核心概念
This work presents a novel methodology to automate the creation of datasets for the detection of thermal hotspots, such as wildfires and volcanic eruptions, directly from Sentinel-2 raw multispectral data. The proposed approach leverages existing algorithms designed for processed Level-1C data to efficiently identify and annotate the corresponding raw data granules.
摘要
The paper addresses the limited availability of raw multispectral imagery datasets for onboard Artificial Intelligence (AI) applications on Earth Observation (EO) satellites. It presents a methodology to automate the creation of datasets containing thermal hotspot events, such as wildfires and volcanic eruptions, directly from Sentinel-2 raw data.

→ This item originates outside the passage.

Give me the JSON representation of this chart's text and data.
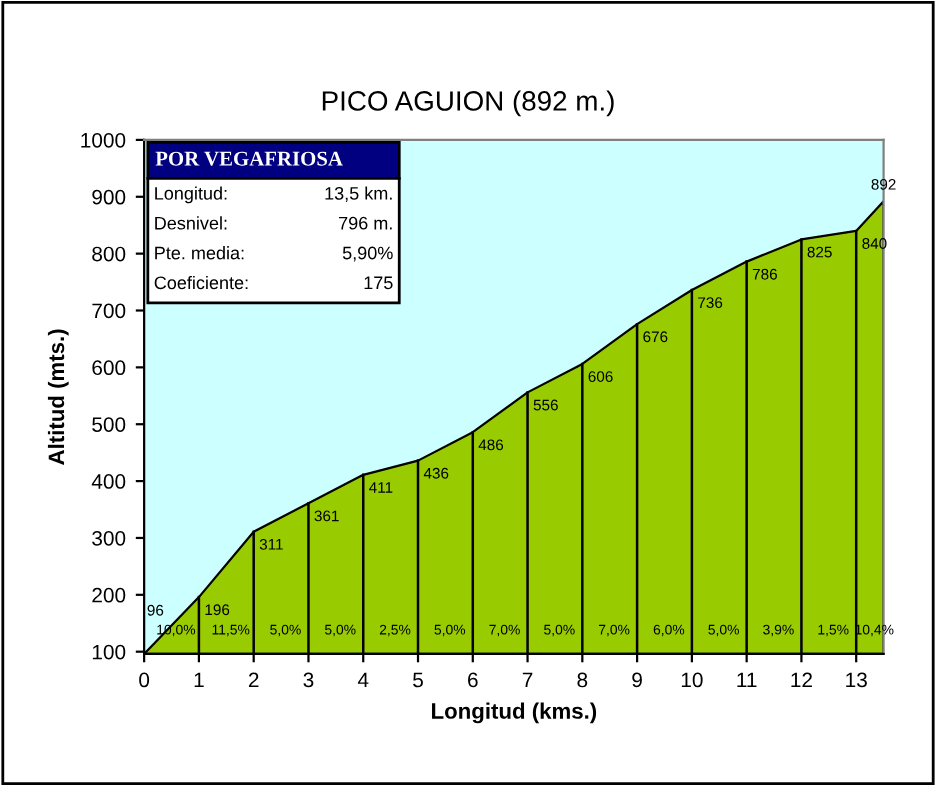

The key steps of the methodology are:
- Procuring a list of thermal hotspot events from existing databases and online sources.
- Downloading the corresponding Sentinel-2 raw data granules and related Level-1C products.

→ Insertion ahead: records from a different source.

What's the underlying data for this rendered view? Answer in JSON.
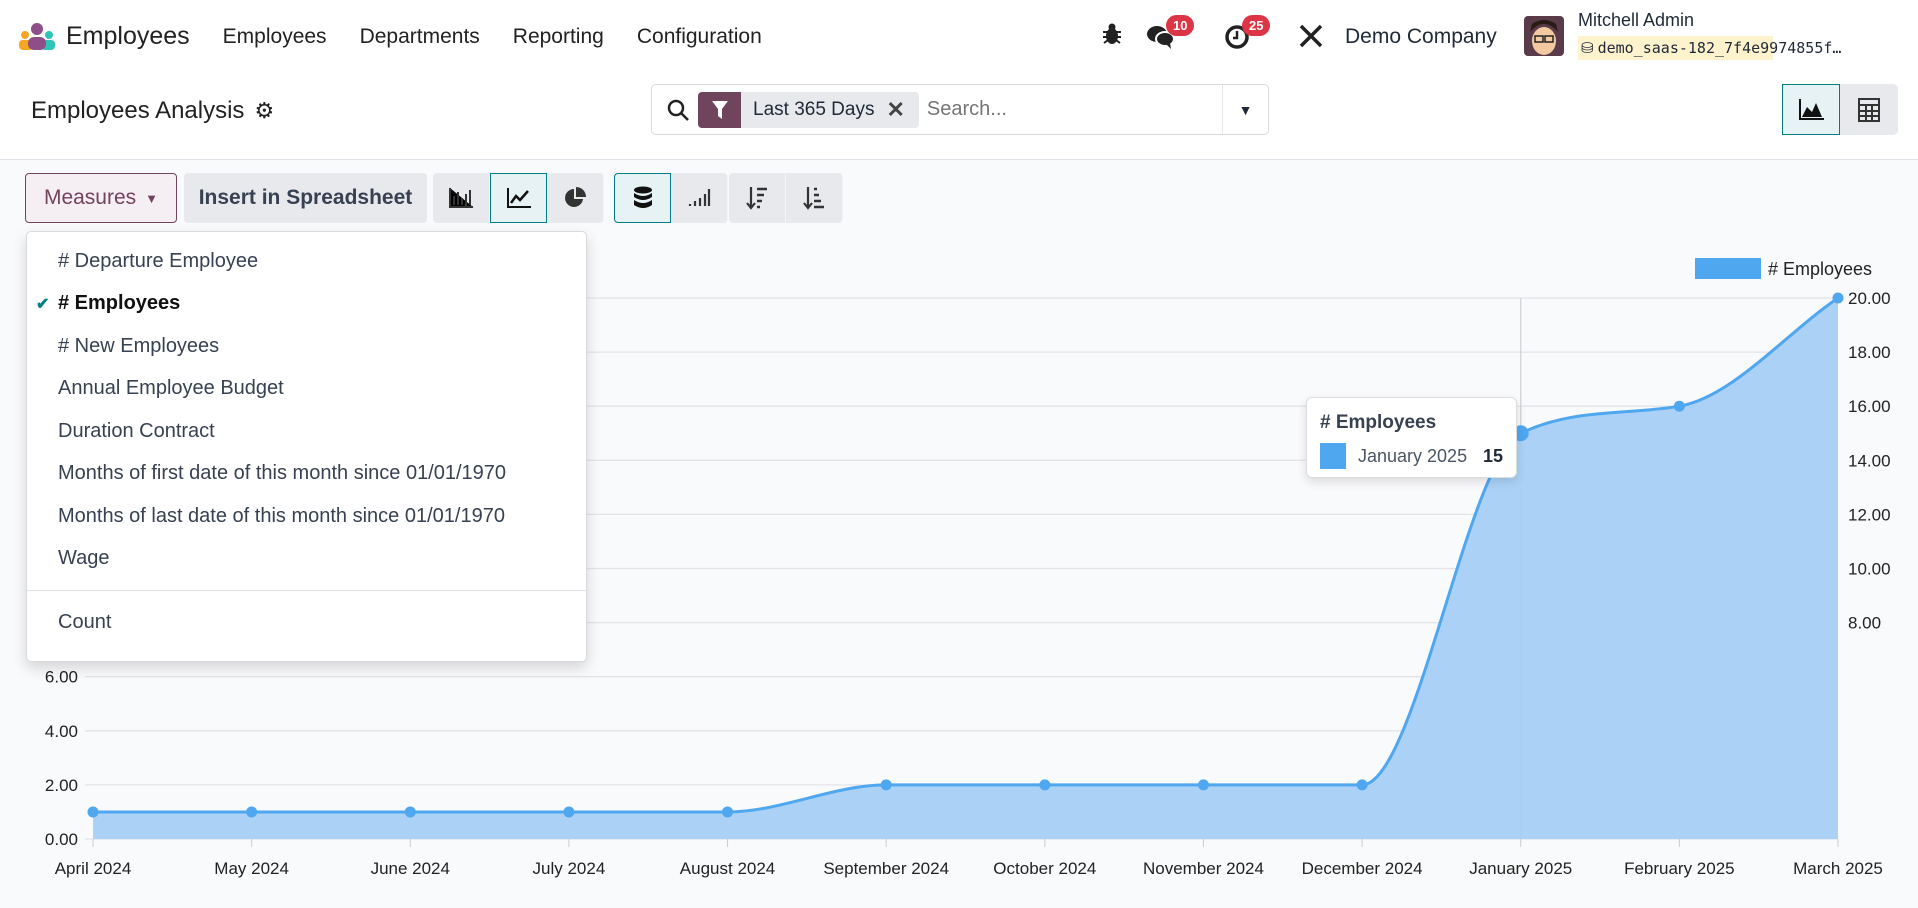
{
  "nav": {
    "app_name": "Employees",
    "menus": [
      "Employees",
      "Departments",
      "Reporting",
      "Configuration"
    ],
    "messages_count": "10",
    "activities_count": "25",
    "company": "Demo Company",
    "user_name": "Mitchell Admin",
    "database": "demo_saas-182_7f4e9974855f…"
  },
  "control_panel": {
    "title": "Employees Analysis",
    "facet": "Last 365 Days",
    "search_placeholder": "Search..."
  },
  "toolbar": {
    "measures_label": "Measures",
    "insert_label": "Insert in Spreadsheet"
  },
  "measures_menu": {
    "items": [
      {
        "label": "# Departure Employee",
        "checked": false
      },
      {
        "label": "# Employees",
        "checked": true
      },
      {
        "label": "# New Employees",
        "checked": false
      },
      {
        "label": "Annual Employee Budget",
        "checked": false
      },
      {
        "label": "Duration Contract",
        "checked": false
      },
      {
        "label": "Months of first date of this month since 01/01/1970",
        "checked": false
      },
      {
        "label": "Months of last date of this month since 01/01/1970",
        "checked": false
      },
      {
        "label": "Wage",
        "checked": false
      }
    ],
    "count_label": "Count"
  },
  "tooltip": {
    "title": "# Employees",
    "label": "January 2025",
    "value": "15"
  },
  "colors": {
    "series": "#4fa7f0",
    "fill": "#a6d0f5",
    "accent": "#017e84",
    "brand": "#71445e",
    "badge": "#dc3545"
  },
  "chart_data": {
    "type": "area",
    "categories": [
      "April 2024",
      "May 2024",
      "June 2024",
      "July 2024",
      "August 2024",
      "September 2024",
      "October 2024",
      "November 2024",
      "December 2024",
      "January 2025",
      "February 2025",
      "March 2025"
    ],
    "series": [
      {
        "name": "# Employees",
        "values": [
          1,
          1,
          1,
          1,
          1,
          2,
          2,
          2,
          2,
          15,
          16,
          20
        ]
      }
    ],
    "ylim": [
      0,
      20
    ],
    "yticks": [
      "0.00",
      "2.00",
      "4.00",
      "6.00",
      "8.00",
      "10.00",
      "12.00",
      "14.00",
      "16.00",
      "18.00",
      "20.00"
    ],
    "grid": true,
    "legend": "top-right",
    "highlighted": "January 2025"
  }
}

- Applying a lightweight Coarse Spatial Coregistration (CSC) and Coarse Georeferencing (CG) approach to the raw data to enable the identification and annotation of the thermal hotspot events.
- Leveraging state-of-the-art algorithms designed for Level-1C data to detect the thermal hotspots on the cropped and mosaicked Level-1C tiles, and then projecting the annotations back onto the corresponding raw data granules.
The authors showcase the application of this methodology to create the THRawS (Thermal Hotspots in raw Sentinel-2 data) dataset, which includes 1090 samples of thermal hotspots and 33,335 event-free acquisitions. The dataset and associated toolkits provide the community with a valuable resource to speed up future research on energy-efficient pre-processing algorithms and AI-based end-to-end processing systems for onboard EO applications.
統計資料
The THRawS dataset contains a total of 1090 thermal hotspot samples and 33,335 event-free acquisitions.
引述
"To fill this gap, this work presents a novel methodology to automate the creation of datasets for the detection of target events (e.g., warm thermal hotspots) or objects (e.g., vessels) from Sentinel-2 raw data and other multispectral EO pushbroom raw imagery."
"The presented approach first processes the raw data by applying a pipeline consisting of a spatial band registration and georeferencing of the raw data pixels. Then, it detects the target events by leveraging event-specific state-of-the-art algorithms on the Level-1C products, which are mosaicked and cropped on the georeferenced correspondent raw granule area. The detected events are, finally, re-projected back on the corresponding raw images."